Throughout 51 years at St. John's, Gagliardi has wavered little from his unique coaching style. It would make sense then, to hire a staff familiar with the program.

"John wants guys to buy into his unique system," said Fasching, who has been coaching at SJU for the past eight seasons. "He treats the coaches and players with a great amount of respect and gives us the responsibility to go out and do our jobs. In return, everyone shows a great respect for what he does. It's definitely a mutual relationship."

Fasching carried Gagliardi's system over to St. Cloud Cathedral. After 14 seasons at Cathedral, ten of which as head coach, Fasching produced a pair of state titles. In the mid-90s, however, he would leave to join Gagliardi and return to the place where he first began to love coaching.

"My experience here at St.
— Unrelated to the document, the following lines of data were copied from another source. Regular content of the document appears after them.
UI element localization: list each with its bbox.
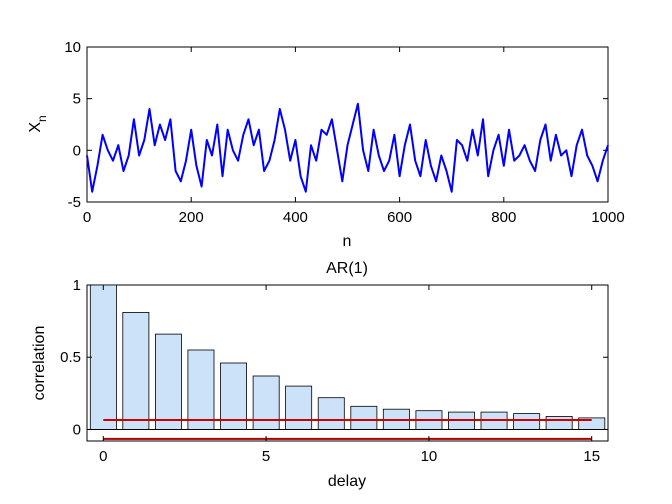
- autocorrelation-y-label: correlation: [31, 326, 48, 401]
- timeseries-x-tick-label: 1000: [591, 209, 624, 226]
- correlation-bar: [89, 284, 117, 430]
- correlation-bar: [317, 397, 345, 430]
- timeseries-x-label: n: [343, 233, 352, 250]
- timeseries-y-tick-label: 5: [73, 91, 81, 108]
- timeseries-y-tick-label: 0: [73, 142, 81, 159]
- autocorrelation-title: AR(1): [326, 260, 368, 277]
- correlation-tick-label: 0.5: [60, 349, 81, 366]
- timeseries-y-label: Xn: [27, 115, 49, 132]
- correlation-bar: [513, 413, 541, 430]
- autocorrelation-bars: [87, 284, 608, 430]
- correlation-tick-label: 0: [73, 421, 81, 438]
- correlation-bar: [545, 415, 573, 430]
- delay-tick-label: 0: [99, 448, 107, 465]
- correlation-bar: [122, 311, 150, 430]
- correlation-bar: [350, 405, 378, 430]
- delay-tick-label: 15: [583, 448, 600, 465]
- timeseries-x-tick-label: 600: [387, 209, 412, 226]
- autocorrelation-panel: AR(1) 0 5 10 15 0 0.5 1 delay correlation: [31, 260, 609, 490]
- timeseries-line: [86, 102, 609, 193]
- delay-tick-label: 10: [421, 448, 438, 465]
- correlation-bar: [285, 385, 313, 430]
- timeseries-plot-area: [86, 46, 609, 203]
- timeseries-x-tick-label: 800: [491, 209, 516, 226]
- timeseries-x-tick-label: 400: [283, 209, 308, 226]
- confidence-lines: [103, 419, 592, 440]
- correlation-bar: [252, 375, 280, 430]
- correlation-bar: [154, 333, 182, 430]
- correlation-tick-label: 1: [73, 277, 81, 294]
- correlation-bar: [220, 362, 248, 430]
- timeseries-x-tick-label: 0: [83, 209, 91, 226]
- autocorrelation-x-label: delay: [328, 473, 366, 490]
- delay-tick-label: 5: [262, 448, 270, 465]
- autocorrelation-ticks: 0 5 10 15 0 0.5 1: [60, 277, 608, 465]
- timeseries-y-tick-label: -5: [68, 194, 81, 211]
- correlation-bar: [187, 349, 215, 430]
- timeseries-y-tick-label: 10: [64, 39, 81, 56]
- timeseries-x-tick-label: 200: [179, 209, 204, 226]
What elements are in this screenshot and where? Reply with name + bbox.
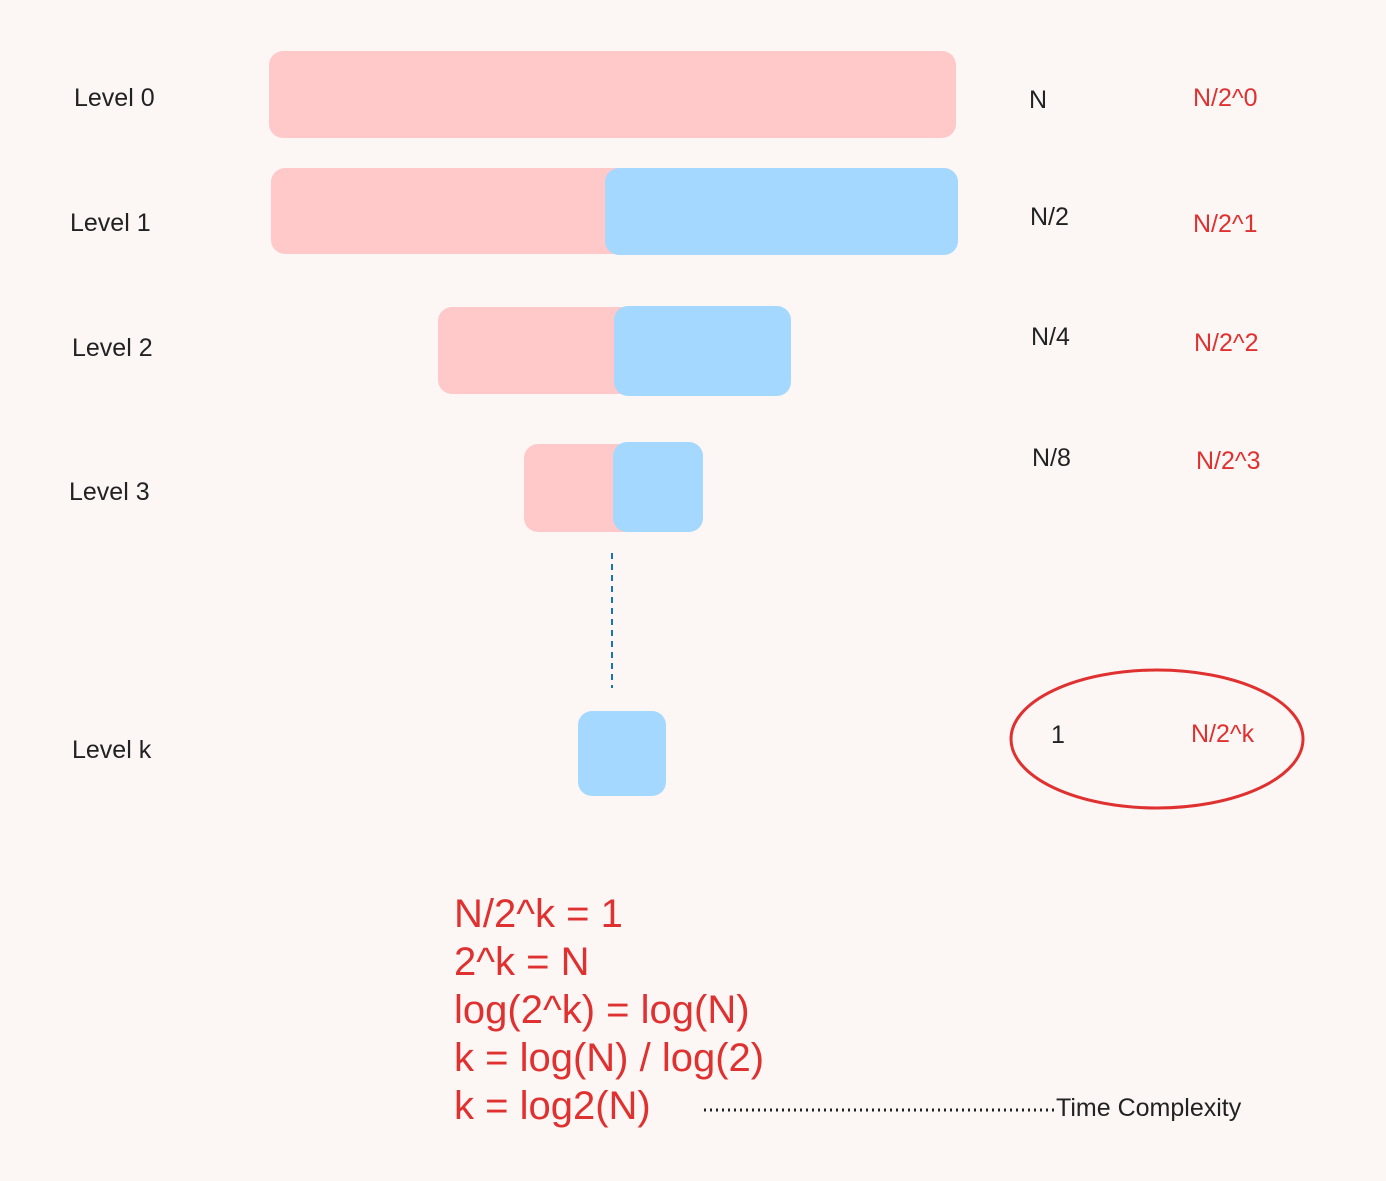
level-k-label: Level k: [72, 736, 152, 764]
level-2-right-segment: [614, 306, 791, 396]
equation-line: k = log(N) / log(2): [454, 1036, 765, 1080]
equation-line: N/2^k = 1: [454, 892, 623, 936]
base-case-highlight-ellipse: [1009, 668, 1305, 810]
level-3-label: Level 3: [69, 478, 150, 506]
level-1-formula: N/2^1: [1193, 210, 1258, 238]
level-k-segment: [578, 711, 666, 796]
level-0-segment: [269, 51, 956, 138]
level-2-formula: N/2^2: [1194, 329, 1259, 357]
level-3-formula: N/2^3: [1196, 447, 1261, 475]
level-0-label: Level 0: [74, 84, 155, 112]
equation-line: log(2^k) = log(N): [454, 988, 750, 1032]
level-1-size: N/2: [1030, 203, 1069, 231]
level-1-right-segment: [605, 168, 958, 255]
level-k-formula: N/2^k: [1191, 720, 1255, 748]
level-3-right-segment: [613, 442, 703, 532]
equation-line: k = log2(N): [454, 1084, 651, 1128]
level-2-label: Level 2: [72, 334, 153, 362]
level-3-size: N/8: [1032, 444, 1071, 472]
level-0-formula: N/2^0: [1193, 84, 1258, 112]
derivation-block: N/2^k = 1 2^k = N log(2^k) = log(N) k = …: [454, 890, 764, 1130]
time-complexity-note: Time Complexity: [1056, 1094, 1242, 1122]
level-0-size: N: [1029, 86, 1048, 114]
equation-line: 2^k = N: [454, 940, 590, 984]
level-k-size: 1: [1051, 721, 1065, 749]
level-2-size: N/4: [1031, 323, 1070, 351]
level-1-label: Level 1: [70, 209, 151, 237]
John's really propelled me into coaching," said Fasching, who explains how he has adapted Gagliardi's style to his own. "As a result of playing for John, I copied a lot of what he did. To be a successful person, you need to learn from other successful people. I definitely wouldn't be here today if it was not for John."

With the past weekend's record breaking game causing national media interest to converge on Gagliardi and the Johnnies, the coaches worked especially hard to keep the players focused.

"The record has made us sort of a big time show, but we do our best to keep the pressure off the players and more on us," said Jim Gagliardi, who played for his father in the late 1980s and has coached for the past 12 seasons.

From fathers to sons, players to coaches, the St. John's football team's secret to success appears to be quite simple: stay within the program. Gagliardi's preference for internal hiring is certainly evident in his current coaching staff, and success is recognizable on the field and in the numbers.

"It is nice to have people here that understand what is going on and know what needs to be done," Jim Gagliardi said.